PyTorch Profiler (Utilities)#
Evaluator#
- archai.discrete_search.evaluators.pt_profiler_utils.pt_profiler_eval.profile(model: Module, forward_args: List[Any] | None = None, forward_kwargs: Dict[str, Any] | None = None, num_warmups: int | None = 1, num_samples: int | None = 1, use_cuda: bool | None = False, use_median: bool | None = False, ignore_layers: List[str] | None = None) Dict[str, float | int] [source]#
Profile a PyTorch model.
Outputs FLOPs, MACs, number of parameters, latency and peak memory.
- Parameters:
model – PyTorch model.
forward_args – model.forward() arguments used for profilling.

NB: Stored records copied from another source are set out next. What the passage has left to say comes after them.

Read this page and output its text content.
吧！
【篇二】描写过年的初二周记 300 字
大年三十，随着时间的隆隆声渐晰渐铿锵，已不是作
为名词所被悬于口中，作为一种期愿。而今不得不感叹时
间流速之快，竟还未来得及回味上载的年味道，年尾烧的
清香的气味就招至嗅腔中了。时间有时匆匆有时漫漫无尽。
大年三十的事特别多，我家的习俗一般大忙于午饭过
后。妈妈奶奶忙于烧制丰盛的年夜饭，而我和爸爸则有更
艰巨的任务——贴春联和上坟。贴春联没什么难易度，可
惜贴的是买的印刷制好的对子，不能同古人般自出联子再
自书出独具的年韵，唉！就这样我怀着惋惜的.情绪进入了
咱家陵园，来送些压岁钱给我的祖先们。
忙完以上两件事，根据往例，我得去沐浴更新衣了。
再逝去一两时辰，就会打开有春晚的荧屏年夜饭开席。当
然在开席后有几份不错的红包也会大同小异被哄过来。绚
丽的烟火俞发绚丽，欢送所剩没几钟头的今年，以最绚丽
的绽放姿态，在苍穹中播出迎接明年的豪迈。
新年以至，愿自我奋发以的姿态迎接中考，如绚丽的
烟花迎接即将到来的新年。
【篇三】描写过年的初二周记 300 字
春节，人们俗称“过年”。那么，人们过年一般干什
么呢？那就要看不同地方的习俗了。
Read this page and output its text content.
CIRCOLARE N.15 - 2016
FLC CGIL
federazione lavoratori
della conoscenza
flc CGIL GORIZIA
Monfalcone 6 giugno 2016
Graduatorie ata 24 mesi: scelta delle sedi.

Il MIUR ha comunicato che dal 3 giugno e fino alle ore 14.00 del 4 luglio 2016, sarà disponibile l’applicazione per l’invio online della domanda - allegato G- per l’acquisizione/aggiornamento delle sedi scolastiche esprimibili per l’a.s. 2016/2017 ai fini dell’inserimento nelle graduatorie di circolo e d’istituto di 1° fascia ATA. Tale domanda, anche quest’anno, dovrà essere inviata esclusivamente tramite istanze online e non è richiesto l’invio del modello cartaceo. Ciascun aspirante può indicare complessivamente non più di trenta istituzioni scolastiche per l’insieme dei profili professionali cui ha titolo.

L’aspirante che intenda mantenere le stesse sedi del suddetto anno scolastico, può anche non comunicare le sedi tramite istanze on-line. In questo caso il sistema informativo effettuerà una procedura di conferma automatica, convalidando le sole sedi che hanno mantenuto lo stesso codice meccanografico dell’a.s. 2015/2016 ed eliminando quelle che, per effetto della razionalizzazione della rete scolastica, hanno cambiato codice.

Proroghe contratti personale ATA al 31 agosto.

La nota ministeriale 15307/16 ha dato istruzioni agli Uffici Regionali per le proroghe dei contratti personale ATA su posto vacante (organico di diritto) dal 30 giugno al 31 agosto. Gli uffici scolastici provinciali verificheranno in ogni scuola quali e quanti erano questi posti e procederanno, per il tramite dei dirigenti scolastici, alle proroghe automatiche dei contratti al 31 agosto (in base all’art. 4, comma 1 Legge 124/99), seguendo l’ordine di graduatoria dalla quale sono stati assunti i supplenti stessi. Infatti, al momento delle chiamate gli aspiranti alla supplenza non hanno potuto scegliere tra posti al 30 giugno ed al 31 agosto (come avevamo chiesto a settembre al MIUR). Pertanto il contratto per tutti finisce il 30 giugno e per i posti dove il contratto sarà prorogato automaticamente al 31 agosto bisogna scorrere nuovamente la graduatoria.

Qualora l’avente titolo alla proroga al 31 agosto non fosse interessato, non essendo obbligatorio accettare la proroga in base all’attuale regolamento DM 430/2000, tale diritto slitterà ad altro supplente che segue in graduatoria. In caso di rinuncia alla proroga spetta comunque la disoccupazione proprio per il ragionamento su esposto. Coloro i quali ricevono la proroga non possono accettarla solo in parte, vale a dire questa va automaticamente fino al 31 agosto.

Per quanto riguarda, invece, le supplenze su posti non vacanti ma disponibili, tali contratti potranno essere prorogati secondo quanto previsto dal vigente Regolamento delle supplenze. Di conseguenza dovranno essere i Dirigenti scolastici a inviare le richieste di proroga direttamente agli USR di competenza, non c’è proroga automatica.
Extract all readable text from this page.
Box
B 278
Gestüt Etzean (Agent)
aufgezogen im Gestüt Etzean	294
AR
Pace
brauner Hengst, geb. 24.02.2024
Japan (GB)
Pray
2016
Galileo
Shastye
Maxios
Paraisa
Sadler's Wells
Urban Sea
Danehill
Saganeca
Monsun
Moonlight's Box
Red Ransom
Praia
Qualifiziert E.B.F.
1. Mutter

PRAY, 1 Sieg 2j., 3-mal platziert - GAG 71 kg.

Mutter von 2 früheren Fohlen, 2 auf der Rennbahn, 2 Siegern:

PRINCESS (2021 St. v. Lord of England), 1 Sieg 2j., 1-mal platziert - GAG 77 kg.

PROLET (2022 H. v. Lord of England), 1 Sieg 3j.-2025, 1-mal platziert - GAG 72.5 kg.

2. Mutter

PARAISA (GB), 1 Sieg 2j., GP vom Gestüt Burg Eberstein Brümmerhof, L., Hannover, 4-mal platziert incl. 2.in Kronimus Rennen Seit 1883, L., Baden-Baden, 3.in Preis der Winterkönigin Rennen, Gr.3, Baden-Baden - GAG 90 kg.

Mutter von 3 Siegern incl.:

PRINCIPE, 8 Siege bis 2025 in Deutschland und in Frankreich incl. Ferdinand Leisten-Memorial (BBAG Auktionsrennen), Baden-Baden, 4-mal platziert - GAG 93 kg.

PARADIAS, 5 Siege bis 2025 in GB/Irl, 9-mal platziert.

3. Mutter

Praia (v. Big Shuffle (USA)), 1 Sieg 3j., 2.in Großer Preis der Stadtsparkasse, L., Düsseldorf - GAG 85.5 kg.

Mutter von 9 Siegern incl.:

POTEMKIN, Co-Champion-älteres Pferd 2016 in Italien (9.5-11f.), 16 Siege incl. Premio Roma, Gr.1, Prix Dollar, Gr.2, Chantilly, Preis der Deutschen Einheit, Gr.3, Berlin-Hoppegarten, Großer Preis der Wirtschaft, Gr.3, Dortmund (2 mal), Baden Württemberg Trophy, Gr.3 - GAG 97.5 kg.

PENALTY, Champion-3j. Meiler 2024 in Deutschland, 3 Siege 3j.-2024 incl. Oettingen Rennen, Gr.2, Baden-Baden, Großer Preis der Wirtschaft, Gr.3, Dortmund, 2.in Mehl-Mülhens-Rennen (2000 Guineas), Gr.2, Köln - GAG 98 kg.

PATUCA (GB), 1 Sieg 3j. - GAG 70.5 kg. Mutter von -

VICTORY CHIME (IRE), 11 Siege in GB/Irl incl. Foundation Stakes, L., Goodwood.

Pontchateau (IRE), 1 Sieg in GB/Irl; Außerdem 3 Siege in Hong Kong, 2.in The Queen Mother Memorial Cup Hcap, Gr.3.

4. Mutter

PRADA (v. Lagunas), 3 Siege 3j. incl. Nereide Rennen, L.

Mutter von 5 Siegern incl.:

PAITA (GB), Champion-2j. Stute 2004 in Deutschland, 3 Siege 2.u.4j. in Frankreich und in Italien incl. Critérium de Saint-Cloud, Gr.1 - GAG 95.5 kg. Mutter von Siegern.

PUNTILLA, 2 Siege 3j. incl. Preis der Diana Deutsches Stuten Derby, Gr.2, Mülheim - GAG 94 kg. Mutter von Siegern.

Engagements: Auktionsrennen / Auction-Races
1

forward_kwargs – model.forward() keyword arguments used for profilling.
num_warmups – Number of warmup runs before profilling.
num_samples – Number of runs after warmup.
use_cuda – Whether to use CUDA instead of CPU.
use_median – Whether to use median instead of mean to average memory and latency.
ignore_layers – List of layer names that should be ignored during profiling.
- Returns:
FLOPs, MACs, number of parameters, latency (seconds) and peak memory (bytes).
Hooks#
- archai.discrete_search.evaluators.pt_profiler_utils.pt_profiler_hooks.enable_functional_hooks() None [source]#
Enables functional API profiler hooks.
- archai.discrete_search.evaluators.pt_profiler_utils.pt_profiler_hooks.disable_functional_hooks() None [source]#
Disables functional API profiler hooks.
Model#
- class archai.discrete_search.evaluators.pt_profiler_utils.pt_profiler_model.ProfilerModel(model: Module)[source]#
Prepare a model to be used with profilling.
- start(ignore_layers: List[str] | None = None) None [source]#
Start profiling.
- Parameters:
ignore_layers – Layers to be ignored when profiling.
- get_flops() int [source]#
Get the model’s number of FLOPs.
- Returns:
Number of floating point operations.
- get_macs() int [source]#
Get the model’s number of MACs.
- Returns:
Number of multiply-accumulate operations.